8

5K 315 0
                                    

"Emang udah mendingan, Ay?" Clara begitu melihat Aya bangkit dari pembaringannya.

"Hmmm, gua lapar. Ke kantin yuk!" ajaknya siap melangkah sembari memegang kedua pelipisnya.

"Oke, deh. Gua bantu ya!" Maudy mengiyakan sambil menuntun Aya.

Waktu santap siap memang telah tiba, wajar bila Aya kelaparan lantara pagi tadi saat ke gedung fakultas teknik mencari Oppa Koreanya itu (yang mana malah ketemu dengan Dion si Manusia tebar pesona) tidak sempat makan.

Mereka terlihat berjalan pelan, tak ingin tergesa-gesa. Meski mereka sangat yakin bahwa kantin fakultas akan penuh seperti hari biasanya.

Benar saja, sesampainya di sana. Kantin telah penuh dengan mahasiswa yang ingin menikmati santap siang. Mereka mematung memperhatikan mahasiswa yang berlalu lalang memesan ini dan itu tanpa berniat menerobos meja kosong yang ditinggali penghuninya memesan makanan.

"Ke fakultas sebelah yok!" usul Clara kemudian.

"Gak deh, kalau fakultas teknik. Ogah gue," tolak Aya.

"Kenapa, Ay? Pagi tadi kan gak sempat sarapan di sana?" tanya Maudy.

"Paling gua ketemu sama manusia tebar pesona itu?" jijik Aya.

"Dion maksud lo?"

"Menurut lo?"

Keduanya mengangguk mengerti. Sepertinya Aya masih trauma bertemu dengan Dion pagi tadi. Maksud hati bertemu Oppa Korea malah ketemunya Opah Gorila.

"Makan di luar aja deh, sekalian langsung pulang gimana?" tawar Maudy.
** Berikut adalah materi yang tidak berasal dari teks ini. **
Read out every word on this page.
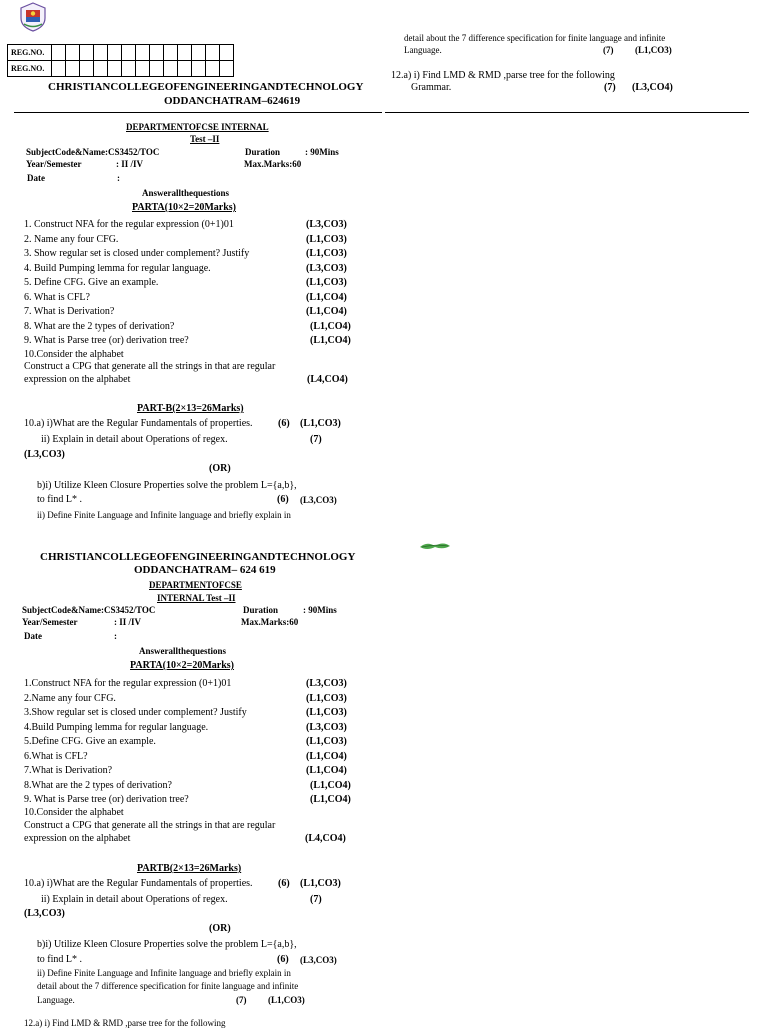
REG.NO.													
REG.NO.													
detail about the 7 difference specification for finite language and infinite
Language.	(7) (L1,CO3)
12.a) i) Find LMD & RMD ,parse tree for the following
Grammar.	(7) (L3,CO4)
CHRISTIANCOLLEGEOFENGINEERINGANDTECHNOLOGY
ODDANCHATRAM–624619
DEPARTMENTOFCSE INTERNAL
Test –II
SubjectCode&Name:CS3452/TOC	Duration	: 90Mins
Year/Semester	: II /IV	Max.Marks:60
Date	:
Answerallthequestions
PARTA(10×2=20Marks)
1. Construct NFA for the regular expression (0+1)01	(L3,CO3)
2. Name any four CFG.	(L1,CO3)
3. Show regular set is closed under complement? Justify	(L1,CO3)
4. Build Pumping lemma for regular language.	(L3,CO3)
5. Define CFG. Give an example.	(L1,CO3)
6. What is CFL?	(L1,CO4)
7. What is Derivation?	(L1,CO4)
8. What are the 2 types of derivation?	(L1,CO4)
9. What is Parse tree (or) derivation tree?	(L1,CO4)
10.Consider the alphabet
Construct a CPG that generate all the strings in that are regular
expression on the alphabet	(L4,CO4)
PART-B(2×13=26Marks)
10.a) i)What are the Regular Fundamentals of properties.	(6) (L1,CO3)
ii) Explain in detail about Operations of regex.	(7)
(L3,CO3)
(OR)
b)i) Utilize Kleen Closure Properties solve the problem L={a,b},
to find L* .	(6) (L3,CO3)
ii) Define Finite Language and Infinite language and briefly explain in
CHRISTIANCOLLEGEOFENGINEERINGANDTECHNOLOGY
ODDANCHATRAM– 624 619
DEPARTMENTOFCSE
INTERNAL Test –II
SubjectCode&Name:CS3452/TOC	Duration	: 90Mins
Year/Semester	: II /IV	Max.Marks:60
Date	:
Answerallthequestions
PARTA(10×2=20Marks)
1.Construct NFA for the regular expression (0+1)01	(L3,CO3)
2.Name any four CFG.	(L1,CO3)
3.Show regular set is closed under complement? Justify	(L1,CO3)
4.Build Pumping lemma for regular language.	(L3,CO3)
5.Define CFG. Give an example.	(L1,CO3)
6.What is CFL?	(L1,CO4)
7.What is Derivation?	(L1,CO4)
8.What are the 2 types of derivation?	(L1,CO4)
9. What is Parse tree (or) derivation tree?	(L1,CO4)
10.Consider the alphabet
Construct a CPG that generate all the strings in that are regular
expression on the alphabet	(L4,CO4)
PARTB(2×13=26Marks)
10.a) i)What are the Regular Fundamentals of properties.	(6) (L1,CO3)
ii) Explain in detail about Operations of regex.	(7)
(L3,CO3)
(OR)
b)i) Utilize Kleen Closure Properties solve the problem L={a,b},
to find L* .	(6) (L3,CO3)
ii) Define Finite Language and Infinite language and briefly explain in
detail about the 7 difference specification for finite language and infinite
Language.	(7) (L1,CO3)
12.a) i) Find LMD & RMD ,parse tree for the following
"Hmm, gua sih gak masalah. Pak Iwan juga gak mau masuk hari ini katanya."

"Oke deh, fix ya?"

"Hmmm."

Mereka langsung saja meninggalkan area kantin menuju parkiran untuk keluar dari kampus mencari makan. Namun, belum juga sepuluh langkah mereka melangkah tiba-tiba mereka mendengar pengumuman.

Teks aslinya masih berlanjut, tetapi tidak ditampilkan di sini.